Say what? Where does this instance come from and what is its scope?

> By default, Enumerated Cases have no primitive equivalent. They are simply singleton objects.

So, singletons. That way you end up with more global state, with all its consequences.

> the following features of objects are not allowed on enumerations:

> Enum/Case properties

Ok, so these are objects without properties. That could solve the global state problem but at this point you may just as well skip the entire object part as I don't see why exactly it's needed for an identity check.

Also, enumerations may have static methods but the provided example says "public function" without the static modifier.




>So, singletons. That way you end up with more global state, with all its consequences.

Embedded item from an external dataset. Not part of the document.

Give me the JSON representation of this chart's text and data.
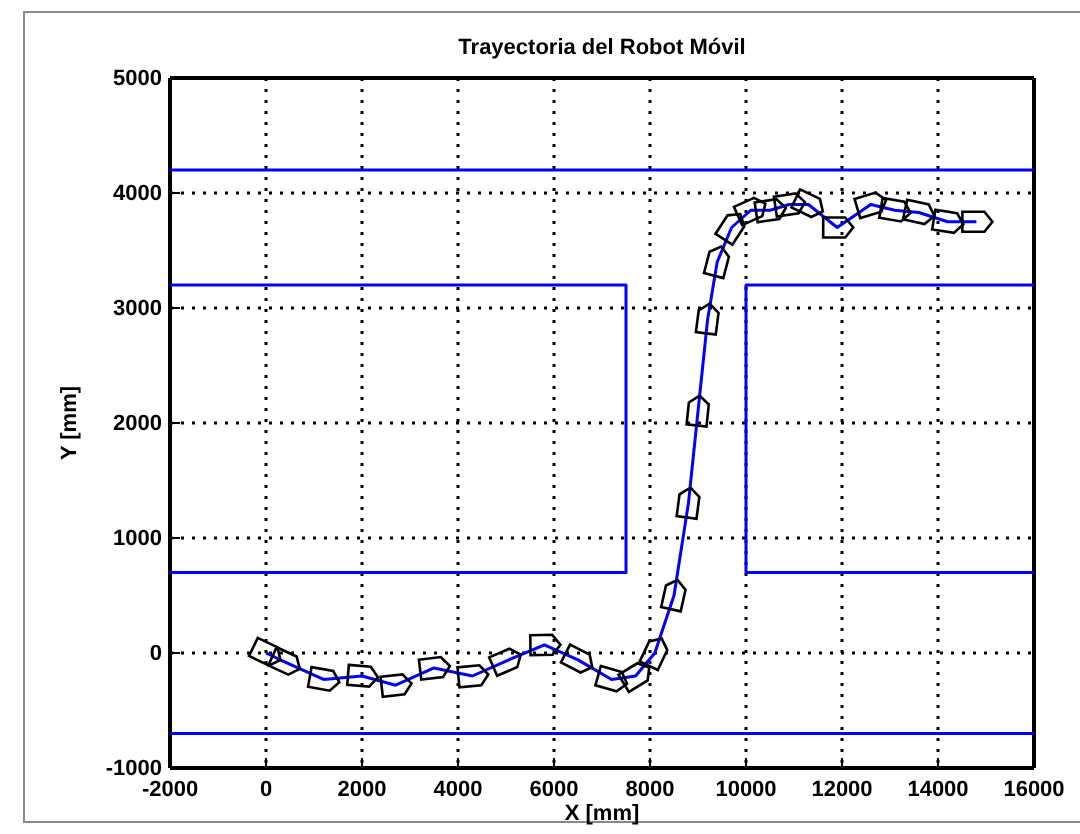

As you point out, the lack of properties solves that. The use of a singleton probably relates to the identity issue

> at this point you may just as well skip the entire object part as I don't see why exactly it's needed for an identity check.

PHP only has 8 types (string, int, bool, float, array, null, resource, object) and they're not likely to be added to (resource is largely deprecated).

Given that, object is the only one that's not likely to be abused by relying on the actual scalar value. Keeping it as a singleton ensures that === will still work (it requires 'same instance')


Thanks for clearing that up.

There's one more thing not addressed by the RFC: how to check for a particular enum to exist. The way I see it, a new function "enum_exists" would be needed and validating a QCN would become this ugly:

class_exists($qcn) || enum_exists($qcn) || interface_exists($qcn) || trait_exists($qcn)


its implicitly addressed by saying enums map to objects and clarifying how "::class" works, i.e. enum_exists is not necessary, because its implementation would essentially be class_exists.


Ah, right. The assumption that "new ReflectionClass($qcn)" where "assert(class_exists($qcn))" works should still be valid as RefelctionEnum[sic] extends ReflectionClass.

I'm not completely certain on this, though. If not, it'd definitely break things.


its definitely a weak point of the RFC at the moment.